Ze zingen het gregoriaans allemaal heel verschillend en dat
mag van hem: “Maar er zijn koren die het niet kunnen. En dan
moet je het niet doen.” Wat betreft de gregoriaanse koorzang
konden wij als amateur-interviewers geen verdere anekdotes
ontlokken aan de 86 jarige oud-bisschop: Nooit geen
problemen met uitvoeringen. Zeker niet met ons! En nergens
geen pijnlijke vergissingen, voor zover Bluyssen zich kan
herinneren.
Met het Liber Usualis in de hand pogen we wat in te
zoemen op het gregoriaans. We nemen het Dies Irae,
van de uitvaartdienst. Willebrord: Vindt u het niet heel erg
jammer dat dat niet meer gezongen kan worden? Vindt men het
tegenwoordig te gruwelijk? Bluyssen reageert scherp: “Maar
het is niet gruwelijk bedoeld! En het mag wel gezongen
worden. Alleen in de officiële uitgave staat het niet
afgedrukt, omdat het te lang is.”
Het Liber Usualis van het TGK, gedrukt te Tournai (B) in
1956, telt meer dan 2.000 bladzijden.
Mystiek
We proberen nog maar eens te achterhalen wat onze
oud-bisschop de mooiste gezangen vindt in het liturgisch
jaar. Heeft hij echt geen voorkeur? Bluyssen: “Dat zijn van
die moeilijke vragen, dat weet ik niet. Kiezen kan ik niet”.

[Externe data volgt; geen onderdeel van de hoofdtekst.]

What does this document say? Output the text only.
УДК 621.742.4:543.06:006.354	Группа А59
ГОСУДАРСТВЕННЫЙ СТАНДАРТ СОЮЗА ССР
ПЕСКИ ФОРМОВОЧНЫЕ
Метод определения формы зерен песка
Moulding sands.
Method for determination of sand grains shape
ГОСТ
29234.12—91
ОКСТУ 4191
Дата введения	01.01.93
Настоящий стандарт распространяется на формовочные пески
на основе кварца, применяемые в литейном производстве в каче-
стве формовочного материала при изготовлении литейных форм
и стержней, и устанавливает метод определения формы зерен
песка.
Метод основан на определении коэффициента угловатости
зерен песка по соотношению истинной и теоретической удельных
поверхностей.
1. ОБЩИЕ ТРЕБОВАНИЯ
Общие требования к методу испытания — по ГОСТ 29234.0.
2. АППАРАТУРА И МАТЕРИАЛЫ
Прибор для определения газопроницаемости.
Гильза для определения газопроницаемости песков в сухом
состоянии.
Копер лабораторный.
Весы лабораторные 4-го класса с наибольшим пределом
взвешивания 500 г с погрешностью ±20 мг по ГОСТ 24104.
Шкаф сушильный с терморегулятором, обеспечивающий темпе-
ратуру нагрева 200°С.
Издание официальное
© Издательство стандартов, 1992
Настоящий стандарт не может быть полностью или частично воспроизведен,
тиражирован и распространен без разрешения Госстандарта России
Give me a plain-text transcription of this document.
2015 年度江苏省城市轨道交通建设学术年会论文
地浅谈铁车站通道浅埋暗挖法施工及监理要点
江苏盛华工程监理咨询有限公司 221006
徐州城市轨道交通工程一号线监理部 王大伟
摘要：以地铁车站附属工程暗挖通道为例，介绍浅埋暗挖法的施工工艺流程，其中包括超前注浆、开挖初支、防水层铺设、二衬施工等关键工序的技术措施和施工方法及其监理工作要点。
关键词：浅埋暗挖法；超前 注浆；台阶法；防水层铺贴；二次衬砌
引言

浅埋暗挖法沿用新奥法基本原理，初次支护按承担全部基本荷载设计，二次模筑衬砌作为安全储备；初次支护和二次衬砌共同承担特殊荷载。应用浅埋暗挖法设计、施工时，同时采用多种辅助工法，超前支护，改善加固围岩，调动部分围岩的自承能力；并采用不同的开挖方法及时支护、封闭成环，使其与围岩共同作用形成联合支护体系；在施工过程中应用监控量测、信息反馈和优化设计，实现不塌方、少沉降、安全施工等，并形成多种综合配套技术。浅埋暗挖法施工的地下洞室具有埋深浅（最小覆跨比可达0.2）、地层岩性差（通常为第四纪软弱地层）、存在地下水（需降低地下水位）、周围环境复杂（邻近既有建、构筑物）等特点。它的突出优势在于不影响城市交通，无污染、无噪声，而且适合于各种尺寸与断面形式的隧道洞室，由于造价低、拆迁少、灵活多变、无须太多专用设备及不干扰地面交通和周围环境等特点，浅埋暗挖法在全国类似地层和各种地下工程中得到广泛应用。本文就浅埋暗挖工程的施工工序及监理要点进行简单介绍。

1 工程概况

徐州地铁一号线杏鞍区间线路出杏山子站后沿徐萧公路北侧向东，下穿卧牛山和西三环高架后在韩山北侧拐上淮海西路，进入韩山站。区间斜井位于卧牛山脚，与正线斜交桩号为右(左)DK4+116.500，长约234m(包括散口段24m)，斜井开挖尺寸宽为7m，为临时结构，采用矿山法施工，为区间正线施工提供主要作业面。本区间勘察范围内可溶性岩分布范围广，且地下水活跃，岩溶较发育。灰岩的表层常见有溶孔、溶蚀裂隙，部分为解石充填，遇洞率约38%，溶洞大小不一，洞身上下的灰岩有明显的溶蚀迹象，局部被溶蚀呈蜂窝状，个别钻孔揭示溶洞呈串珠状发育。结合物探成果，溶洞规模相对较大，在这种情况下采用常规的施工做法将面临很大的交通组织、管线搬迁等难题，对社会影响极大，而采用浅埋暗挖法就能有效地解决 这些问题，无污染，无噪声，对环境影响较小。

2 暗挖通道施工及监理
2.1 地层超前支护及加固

Willebrord geeft een voorzet: Pinksteren. “Ja, dat is
prachtig, zegt Bluyssen, “Eigenlijk is datgene waar je je op
verheugt altijd prachtig.” Ook waar het gaat om de inhoud,
om de tekst, geldt voor Bluyssen dit, namelijk dat hij geen
voorkeur heeft. “Maar als ik tóch iets moet noemen dan zeg
ik de Heilige Geest.”
En zo belanden we bij het thema spiritualiteit en krijgen we
wat we willen; niet zozeer het pinksterfeest, als wel een
goed gesprek over het hogere. Over de mystiek wel te
verstaan. Mystici zijn 'mensen die op bijzondere wijze door
God zijn geraakt', meent Bluyssen. Hoewel Bluyssen zelf,
zoals hij ons zegt, geen echte mystieke beleving heeft
gehad, beveelt hij iedereen van harte aan om de zoektocht te
volgen die mystieke schrijvers in het verleden hebben
gemaakt. Bluyssen’s belangrijkste gidsen zijn Augustinus,
Bernardus van Clairvaux, Meester Eckhart, Jan van Ruusbroec,
Teresa van Avila en Johannes van het Kruis.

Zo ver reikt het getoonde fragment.